In both cases, these creations tend to be tied to a short list of highly-motivated (internally or externally) individuals. Some families have always started businesses, so their kids learn to do the same. Others are forced into it. Both groups experience varying levels of success.
We want to create conditions that make your entrepreneurial petri dish a bit warmer and a bit more nutritious, making it easier to grow something in it. A stronger entrepreneurial culture is more likely to hatch a creation that can survive on its own when transplanted into the real world.
While funding is important for some businesses, most two pizza teams start off as knowledge-based businesses that don’t need large capital expenses to get started. Capital needs will likely appear during periods of fast growth.
Fuel for two pizza teams
Two pizza teams need:
- – ideas that serve a hungry market
- – people with the right skills and the spare time to devote to their “side hustle”
- – the confidence to adjust & keep trying when things aren’t going so well
Communities don’t need an inventory of unserved ideas to hand out to wanna-be entrepreneurs. Instead, create conditions that consistently produce ideas. These include Startup Weekends, makerspaces, meetups, & coworking spaces.
Almost any clean, empty warehouse / retail space will do. Dedicated, fancy areas aren’t required. Start with a library or business conference room. Meeting in a clean, safe, empty warehouse or retail space is an inexpensive way to get meeting space while raising awareness of a space looking for its next productive use.
The keys? Create a constructive environment for discussion, formation, & execution of ideas – and get the right mix of people there.
How can community leaders help?
Every community has people with the skills to create a side hustle. What they often lack is experience, confidence, a group to brainstorm with and to ask “Does this make any sense at all?”.
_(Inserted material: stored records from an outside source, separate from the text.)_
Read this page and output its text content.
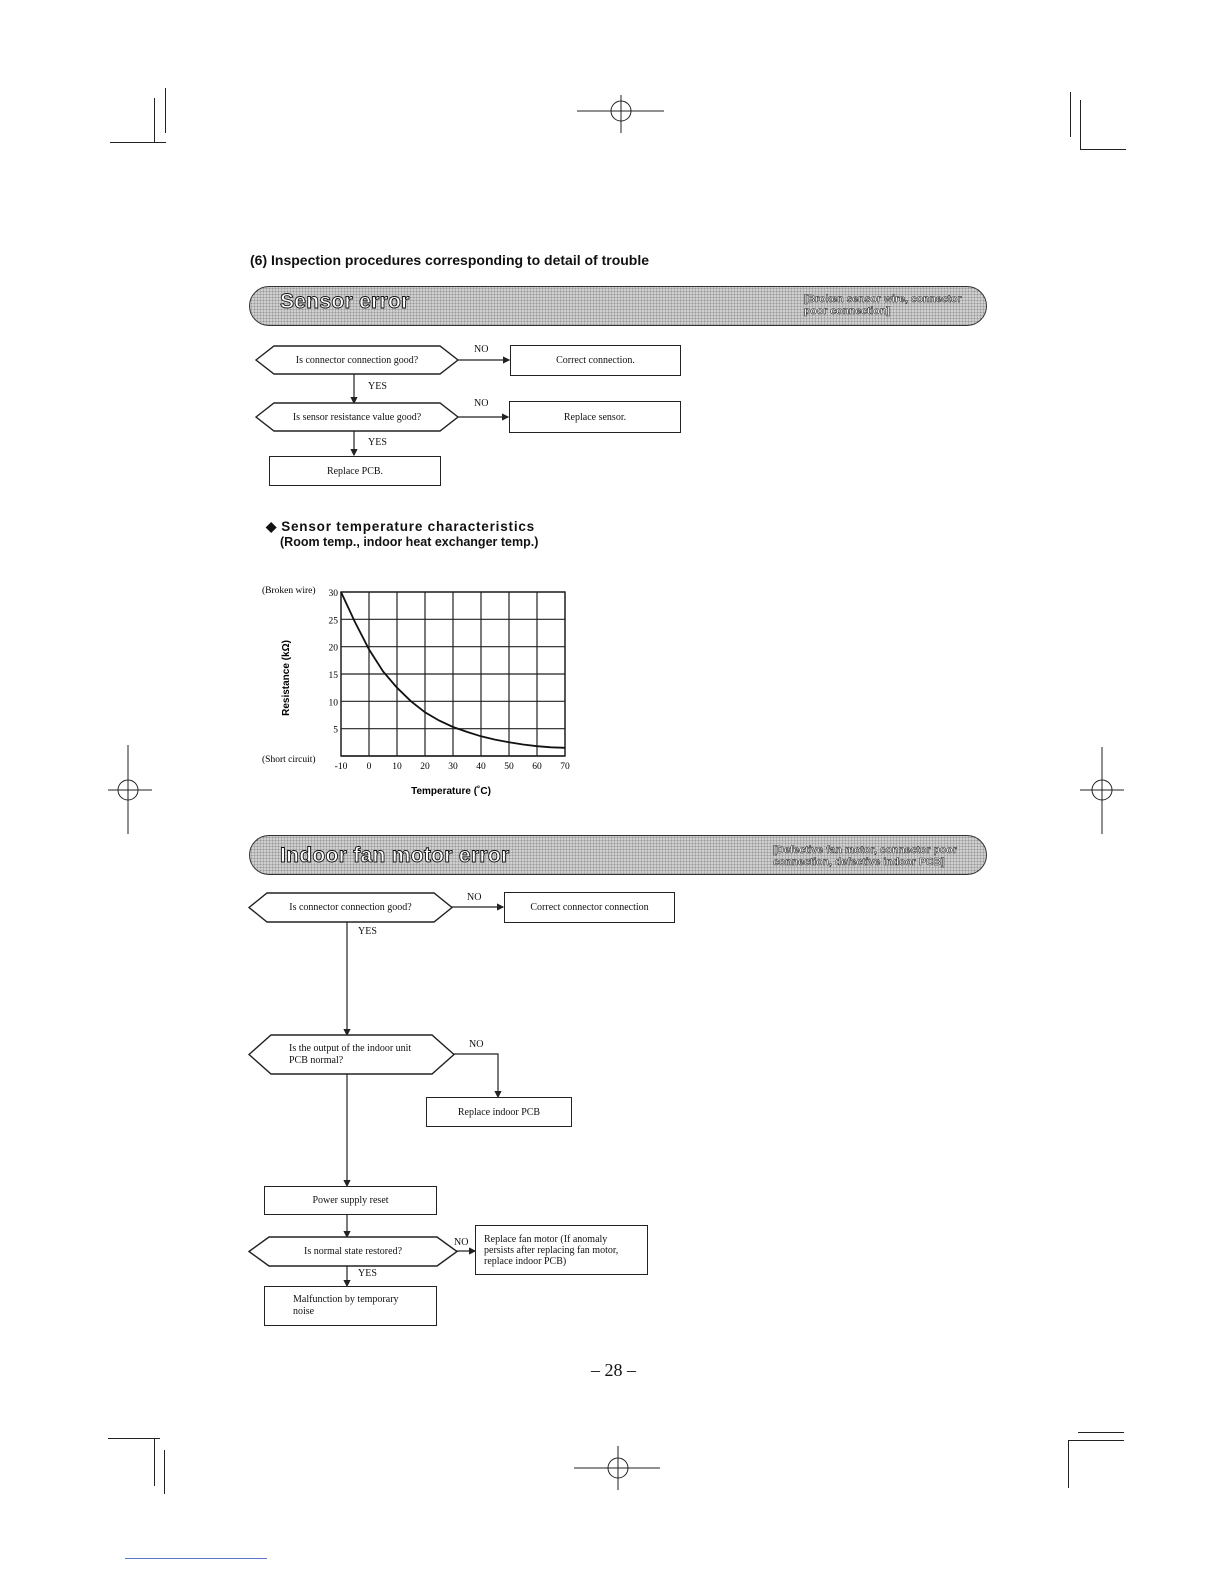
(6) Inspection procedures corresponding to detail of trouble
Sensor error	[Broken sensor wire, connector poor connection]
Is connector connection good?
NO
Correct connection.
YES
Is sensor resistance value good?
NO
Replace sensor.
YES
Replace PCB.
◆ Sensor temperature characteristics
(Room temp., indoor heat exchanger temp.)
-10 0 10 20 30 40 50 60 70
30
25
20
15
10
5
Temperature (˚C)
Resistance (kΩ)
(Broken wire)
(Short circuit)
Indoor fan motor error	[Defective fan motor, connector poor connection, defective indoor PCB]
Is connector connection good?
NO
Correct connector connection
YES
Is the output of the indoor unit
PCB normal?
NO
Replace indoor PCB
Power supply reset
Is normal state restored?
NO Replace fan motor (If anomaly
persists after replacing fan motor,
replace indoor PCB)
YES
Malfunction by temporary
noise
– 28 –
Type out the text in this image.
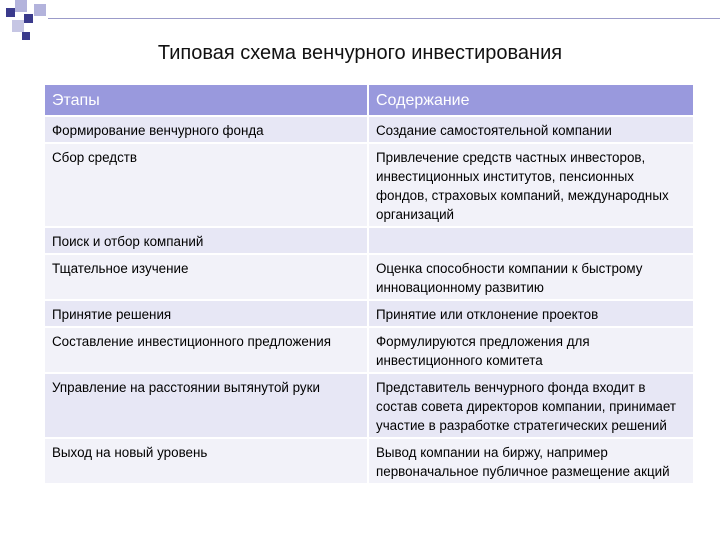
Типовая схема венчурного инвестирования
Этапы	Содержание
Формирование венчурного фонда	Создание самостоятельной компании
Сбор средств	Привлечение средств частных инвесторов, инвестиционных институтов, пенсионных фондов, страховых компаний, международных организаций
Поиск и отбор компаний	
Тщательное изучение	Оценка способности компании к быстрому инновационному развитию
Принятие решения	Принятие или отклонение проектов
Составление инвестиционного предложения	Формулируются предложения для инвестиционного комитета
Управление на расстоянии вытянутой руки	Представитель венчурного фонда входит в состав совета директоров компании, принимает участие в разработке стратегических решений
Выход на новый уровень	Вывод компании на биржу, например первоначальное публичное размещение акций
What encourages people to have the confidence to suffer through the rough times? Experience. Mentors. Sounding boards. A community of business owners / side-hustlers who are going through & have gone through that bramble of thorns and roses.
Community leaders can leverage their connections to experienced business owners / managers & local angel groups to get them involved and gain access to meeting space. Like-minded people with the right skills & spare time meet each other at these gatherings. When experienced business owners add their voice, their insight & mentoring builds confidence in those trying to figure it all out.
The confidence part is important. When a small group of people is dedicated to turning an idea into a side hustle & then a payroll, they need the self assurance to weather whatever storms come over the ridge. They need know that it’s OK to pivot (ie: adjust their business and business model to reality) rather than quit.
Every community has a meeting space, experienced business people & folks looking to start a business who need advice & critical mass. Get them together.